Why Express Still Wins (for Many People)
Express is familiar
A lot of people have used it.
You can Google literally any problem and find ten answers, five of them wrong, three outdated, and two that sort of work.
Express gets you moving fast
You write a route, send a response, and you are done.
No ceremony. No lectures.
It feels like JavaScript from a time when nobody pretended backend code needed to feel like enterprise architecture.
Fastify’s Different Energy
It is faster
Benchmarks will happily remind you of that.
It is stricter
It wants you to define schemas.
It wants structure.
It wants you to think a little before you start throwing routes everywhere.
Some people love that. Some people immediately feel slowed down and annoyed. Both reactions are valid.
The Real Reason Most APIs Don’t Need Fastify
Most APIs do not need Fastify’s performance gains.
If your API is slow, it is probably because of:
The database
Bad queries
Doing too much work per request
Switching from Express to Fastify will not fix those issues.
That said, Fastify might give you:
Better logs
Better validation Which actually matters more than raw speed most of the time.
Express vs Fastify: The “Feel” of Each
Express feels like duct tape
You can stick anything to it.
Middleware everywhere.
Patterns that work until they do not.
Easy to start clean, and very easy to end up with a mess you are scared to touch.
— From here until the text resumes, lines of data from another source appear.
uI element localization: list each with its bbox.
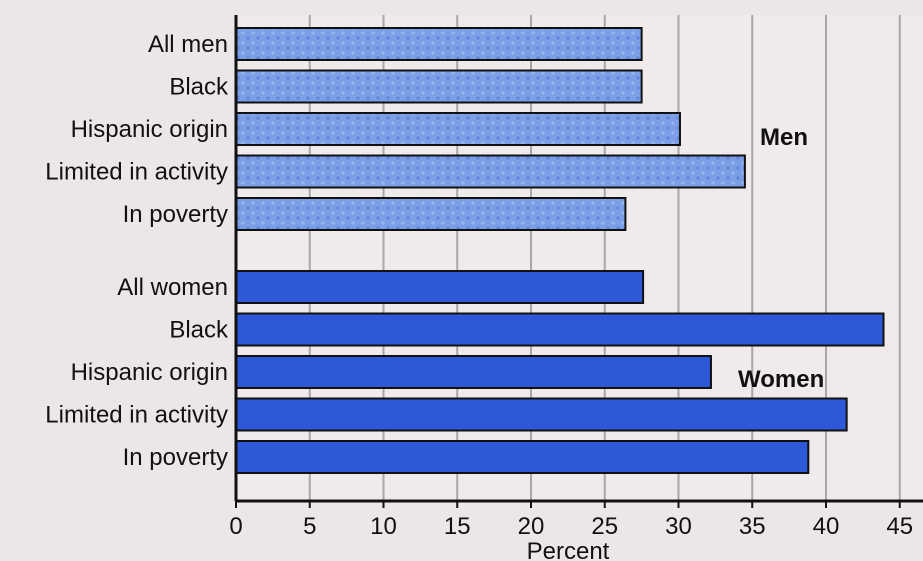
category-label: Hispanic origin: [71, 359, 228, 386]
category-label: All men: [148, 31, 228, 58]
x-axis-title: Percent: [527, 538, 610, 561]
bar-women-2: [235, 355, 712, 389]
bar-women-3: [235, 397, 848, 432]
x-tick-label: 35: [739, 513, 766, 540]
group-label-women: Women: [738, 366, 824, 393]
category-label: Black: [169, 317, 229, 344]
bar-women-4: [235, 440, 810, 474]
bar-men-1: [235, 69, 643, 104]
x-tick-label: 5: [303, 513, 316, 540]
bar-women-1: [235, 312, 885, 347]
category-label: Limited in activity: [45, 159, 228, 186]
bar-men-2: [235, 112, 681, 146]
x-tick-label: 15: [444, 513, 471, 540]
x-tick-label: 30: [665, 513, 692, 540]
bar-men-0: [235, 27, 643, 61]
bar-men-4: [235, 197, 627, 231]
x-tick-label: 10: [370, 513, 397, 540]
group-labels: Men Women: [738, 124, 824, 393]
x-ticks: 0 5 10 15 20 25 30 35 40 45: [229, 501, 913, 540]
x-tick-label: 0: [229, 513, 242, 540]
x-tick-label: 40: [813, 513, 840, 540]
x-tick-label: 45: [886, 513, 913, 540]
category-label: In poverty: [123, 201, 228, 228]
category-label: In poverty: [123, 444, 228, 471]
category-labels: All men Black Hispanic origin Limited in ac…: [45, 31, 229, 471]
category-label: All women: [117, 274, 228, 301]
category-label: Limited in activity: [45, 402, 228, 429]
category-label: Hispanic origin: [71, 116, 228, 143]
bar-women-0: [235, 270, 645, 304]
x-tick-label: 20: [518, 513, 545, 540]
category-label: Black: [169, 74, 229, 101]
x-tick-label: 25: [591, 513, 618, 540]
bars: [235, 27, 885, 474]
group-label-men: Men: [760, 124, 808, 151]
bar-men-3: [235, 154, 746, 189]
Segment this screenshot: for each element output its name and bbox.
Fastify feels like structure
Like someone nudging your hand away every time you try to do something sloppy.
Comforting or irritating depending on your mood and deadline.
When to Use Each
Use Express If:
You are building something small, internal, or experimental
You want speed of development
You want minimal setup and maximum flexibility
Use Fastify If:
You expect the API to grow
Multiple developers will work on it
It will live longer than a few months
You want structure and validation from day one
Not because it is faster, but because it forces better habits earlier than you might otherwise adopt.
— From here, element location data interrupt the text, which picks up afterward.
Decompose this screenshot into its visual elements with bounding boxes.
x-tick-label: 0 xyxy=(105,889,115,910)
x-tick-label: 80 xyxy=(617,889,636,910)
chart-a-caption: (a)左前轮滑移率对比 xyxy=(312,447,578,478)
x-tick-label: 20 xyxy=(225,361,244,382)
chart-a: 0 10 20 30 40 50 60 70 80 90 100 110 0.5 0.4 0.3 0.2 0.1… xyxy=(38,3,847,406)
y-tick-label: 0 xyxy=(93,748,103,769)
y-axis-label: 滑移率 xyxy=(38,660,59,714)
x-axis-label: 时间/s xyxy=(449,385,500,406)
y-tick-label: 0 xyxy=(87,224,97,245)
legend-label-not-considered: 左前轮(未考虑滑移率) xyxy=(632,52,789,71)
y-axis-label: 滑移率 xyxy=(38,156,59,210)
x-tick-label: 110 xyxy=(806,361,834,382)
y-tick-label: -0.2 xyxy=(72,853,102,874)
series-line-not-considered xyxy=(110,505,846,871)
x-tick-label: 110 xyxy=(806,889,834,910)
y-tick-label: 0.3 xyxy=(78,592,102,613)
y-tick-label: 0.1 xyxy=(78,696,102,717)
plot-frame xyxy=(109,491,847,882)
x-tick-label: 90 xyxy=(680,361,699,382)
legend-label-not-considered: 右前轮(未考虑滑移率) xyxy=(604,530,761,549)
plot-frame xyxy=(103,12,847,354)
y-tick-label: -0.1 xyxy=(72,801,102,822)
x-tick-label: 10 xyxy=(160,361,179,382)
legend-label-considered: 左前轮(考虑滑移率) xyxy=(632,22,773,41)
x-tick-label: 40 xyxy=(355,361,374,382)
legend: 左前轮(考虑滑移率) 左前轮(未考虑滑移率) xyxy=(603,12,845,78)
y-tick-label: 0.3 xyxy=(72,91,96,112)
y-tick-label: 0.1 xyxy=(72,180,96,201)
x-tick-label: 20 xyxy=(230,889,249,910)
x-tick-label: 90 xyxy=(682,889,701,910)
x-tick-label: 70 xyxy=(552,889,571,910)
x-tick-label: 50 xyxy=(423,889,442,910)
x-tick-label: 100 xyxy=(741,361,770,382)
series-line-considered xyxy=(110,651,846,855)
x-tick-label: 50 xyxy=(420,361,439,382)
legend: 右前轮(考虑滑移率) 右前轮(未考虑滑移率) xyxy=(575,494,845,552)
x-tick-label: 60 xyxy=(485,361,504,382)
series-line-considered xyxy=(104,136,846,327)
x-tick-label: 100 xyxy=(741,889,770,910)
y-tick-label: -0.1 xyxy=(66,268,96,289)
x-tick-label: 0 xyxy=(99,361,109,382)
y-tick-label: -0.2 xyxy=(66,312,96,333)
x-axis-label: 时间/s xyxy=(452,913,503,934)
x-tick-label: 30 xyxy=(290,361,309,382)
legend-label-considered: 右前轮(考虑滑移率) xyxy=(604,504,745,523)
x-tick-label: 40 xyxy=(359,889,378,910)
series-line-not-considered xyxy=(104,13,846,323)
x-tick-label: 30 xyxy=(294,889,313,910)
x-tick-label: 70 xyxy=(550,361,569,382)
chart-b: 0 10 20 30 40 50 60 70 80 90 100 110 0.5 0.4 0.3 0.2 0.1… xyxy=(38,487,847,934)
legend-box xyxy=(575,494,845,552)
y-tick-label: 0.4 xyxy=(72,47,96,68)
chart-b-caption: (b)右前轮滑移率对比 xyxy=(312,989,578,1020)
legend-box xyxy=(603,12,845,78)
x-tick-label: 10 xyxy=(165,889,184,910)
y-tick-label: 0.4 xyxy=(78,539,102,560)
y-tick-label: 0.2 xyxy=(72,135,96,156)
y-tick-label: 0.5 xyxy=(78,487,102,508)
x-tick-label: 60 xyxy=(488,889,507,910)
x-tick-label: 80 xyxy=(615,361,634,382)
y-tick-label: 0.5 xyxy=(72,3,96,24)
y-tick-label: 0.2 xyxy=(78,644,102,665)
The Real Answer Nobody Likes
Your framework choice matters far less than:
How you design your endpoints
How you handle errors
How you structure your code
How you stop yourself from overengineering things that should have stayed simple
Express vs Fastify is not a battle. It is a preference shaped by experience, tolerance for structure, and how much chaos you are willing to manage later.
Final Thought
Pick one, build something useful, and move on. That decision alone will already put you ahead of most people still stuck comparing benchmarks instead of shipping APIs.